The line of management of trochanteric bursitis varies. It often starts with input from physiotherapist to stretch the iliotibial band and use of heat, ultrasound and acupuncture.

Most patients with trochanteric bursitis respond very well to a combination of corticosteroid injection, physical therapy, and activity restriction. Some patients may require repetition of the corticosteroid injection.

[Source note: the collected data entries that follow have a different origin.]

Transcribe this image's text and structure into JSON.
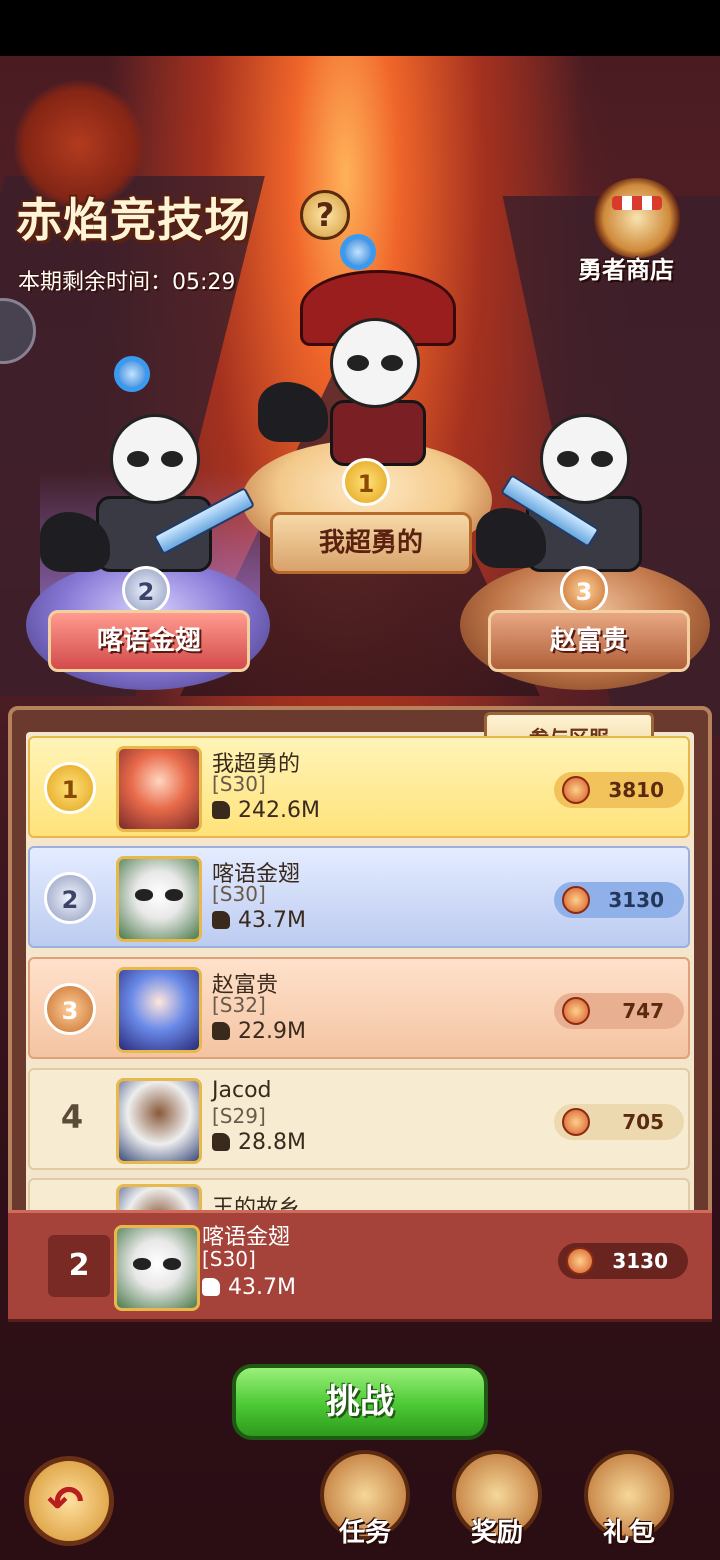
{
  "header": {
    "title": "赤焰竞技场",
    "help_glyph": "?",
    "timer_label": "本期剩余时间：05:29",
    "shop_label": "勇者商店"
  },
  "podium": [
    {
      "rank": "1",
      "name": "我超勇的"
    },
    {
      "rank": "2",
      "name": "喀语金翅"
    },
    {
      "rank": "3",
      "name": "赵富贵"
    }
  ],
  "server_tab_label": "参与区服",
  "ranking": [
    {
      "rank": "1",
      "name": "我超勇的",
      "server": "[S30]",
      "power": "242.6M",
      "score": "3810"
    },
    {
      "rank": "2",
      "name": "喀语金翅",
      "server": "[S30]",
      "power": "43.7M",
      "score": "3130"
    },
    {
      "rank": "3",
      "name": "赵富贵",
      "server": "[S32]",
      "power": "22.9M",
      "score": "747"
    },
    {
      "rank": "4",
      "name": "Jacod",
      "server": "[S29]",
      "power": "28.8M",
      "score": "705"
    },
    {
      "rank": "",
      "name": "王的故乡",
      "server": "",
      "power": "",
      "score": ""
    }
  ],
  "my_rank": {
    "rank": "2",
    "name": "喀语金翅",
    "server": "[S30]",
    "power": "43.7M",
    "score": "3130"
  },
  "challenge_label": "挑战",
  "bottom_nav": {
    "task": "任务",
    "reward": "奖励",
    "gift": "礼包"
  },
  "icons": {
    "shop": "shop-icon",
    "help": "help-icon",
    "back": "back-arrow-icon",
    "power": "fist-icon",
    "score": "trophy-icon",
    "task": "scroll-icon",
    "reward": "reward-scroll-icon",
    "gift": "gift-box-icon"
  },
  "colors": {
    "gold": "#ffe27a",
    "silver": "#bccbf0",
    "bronze": "#f4c4a2",
    "accent_green": "#4cc834",
    "panel_brown": "#6a3a2e"
  }
}
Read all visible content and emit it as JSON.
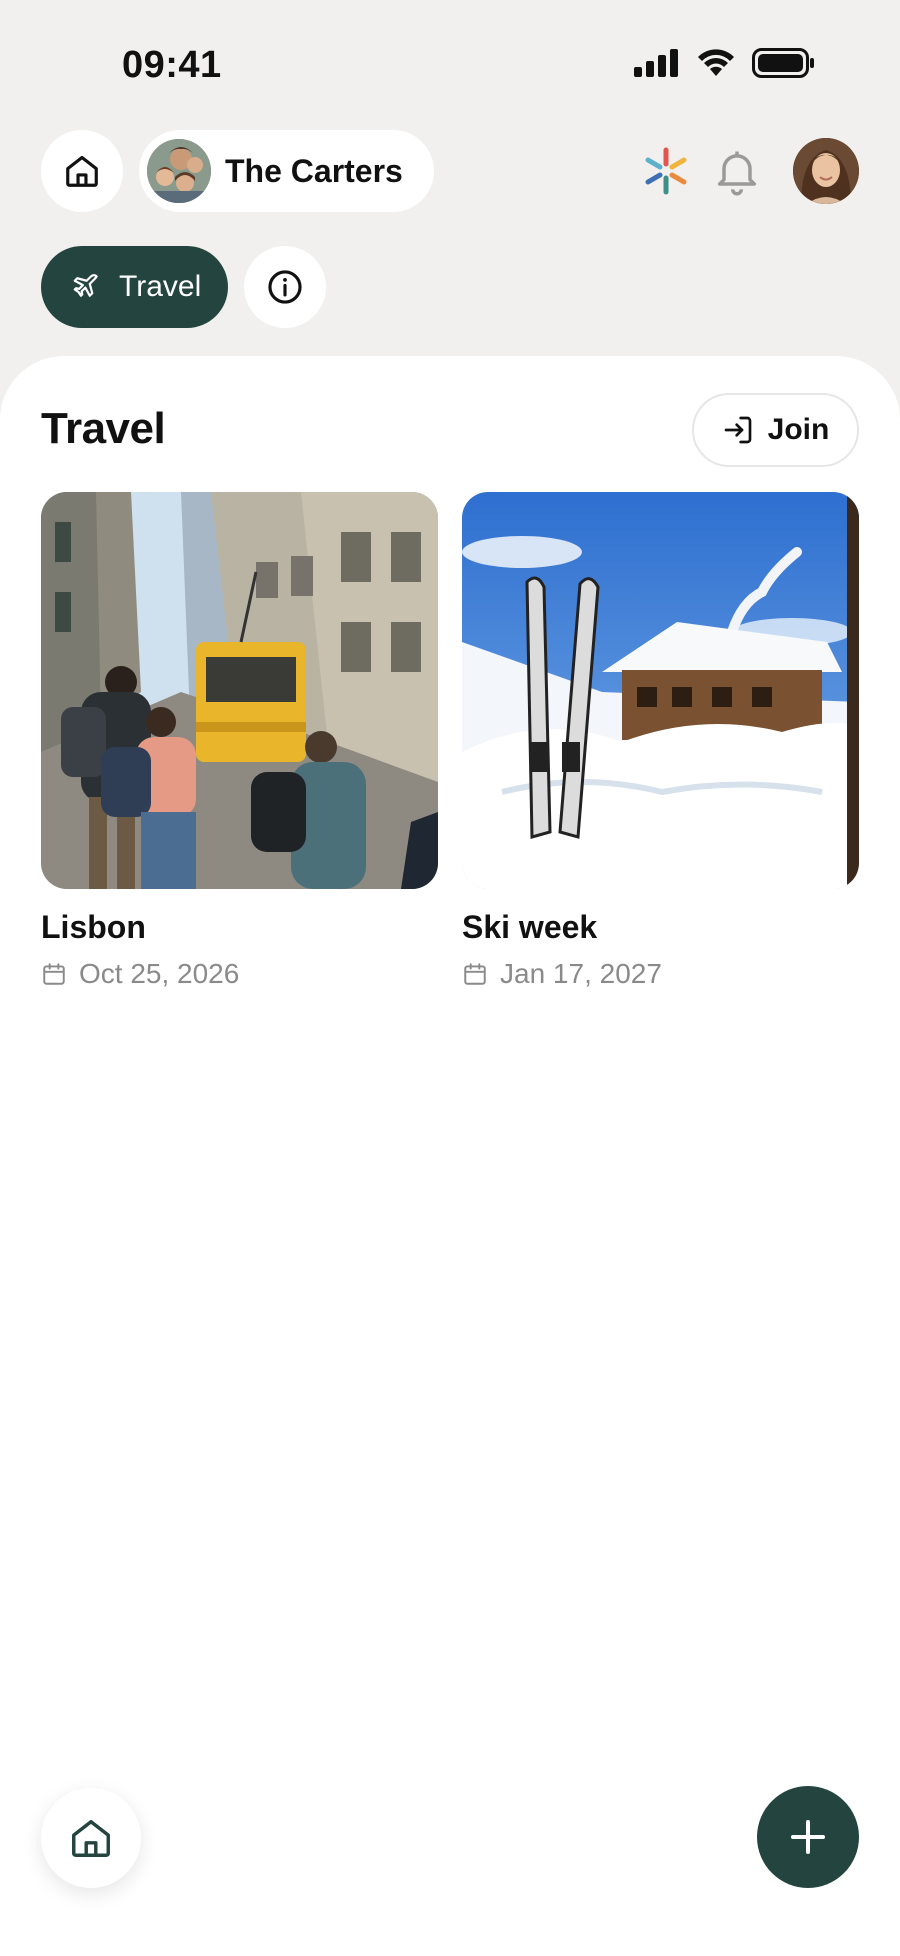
{
  "status_bar": {
    "time": "09:41"
  },
  "header": {
    "family_name": "The Carters",
    "icons": [
      "home-icon",
      "sparkle-icon",
      "bell-icon",
      "user-avatar"
    ]
  },
  "chips": {
    "active_label": "Travel",
    "active_icon": "airplane-icon",
    "info_icon": "info-icon"
  },
  "section": {
    "title": "Travel",
    "join_label": "Join",
    "join_icon": "sign-in-icon"
  },
  "trips": [
    {
      "title": "Lisbon",
      "date": "Oct 25, 2026",
      "image": "Lisbon street with yellow tram and tourists"
    },
    {
      "title": "Ski week",
      "date": "Jan 17, 2027",
      "image": "Skis in snow in front of a wooden chalet"
    }
  ],
  "bottom_bar": {
    "home_icon": "home-icon",
    "add_icon": "plus-icon"
  },
  "colors": {
    "background": "#f1f0ee",
    "accent": "#24453f",
    "sheet": "#ffffff",
    "muted_text": "#8a8a8a"
  }
}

A randomized, controlled clinical trial found corticosteroid and lidocaine injection for trochanteric bursitis to be an effective therapy that provided a prolonged benefit.  Lievense et al found improvement rates of 60-66% at follow-up visits 1 year years

In a multicenter, open-label, randomized clinical trial from the Netherlands that evaluated the corticosteroid injections found a clinically relevant effect at 3 months for pain at rest and with activity. However, at 12 months, the differences in outcome were no longer present was no longer evident in the group with or without  steroid injection

Studies by Furia et al and Vannet et al demonstrated that low-energy extracorporeal shock wave therapy (ESWT) is an effective treatment for GTPS, especially for those who have high signals on MRI.

A study by Rompe et al showed that ESWT yielded significantly better results than home exercises or corticosteroid injections.

A retrospective study of 164 patients who presented with trochanteric pain found that at least 36% were still symptomatic after 1 year and 29% were still symptomatic after 5 years; thus, many patients developed chronic pain at this site. Patients with osteoarthritis (OA) in the lower limbs had a 4.8-fold greater risk of persistent symptoms after 1 year than patients without OA. Patients treated with corticosteroid injection were 2.7 times less likely to have chronic pain at this site at 5 years than patients who were not treated in this manner.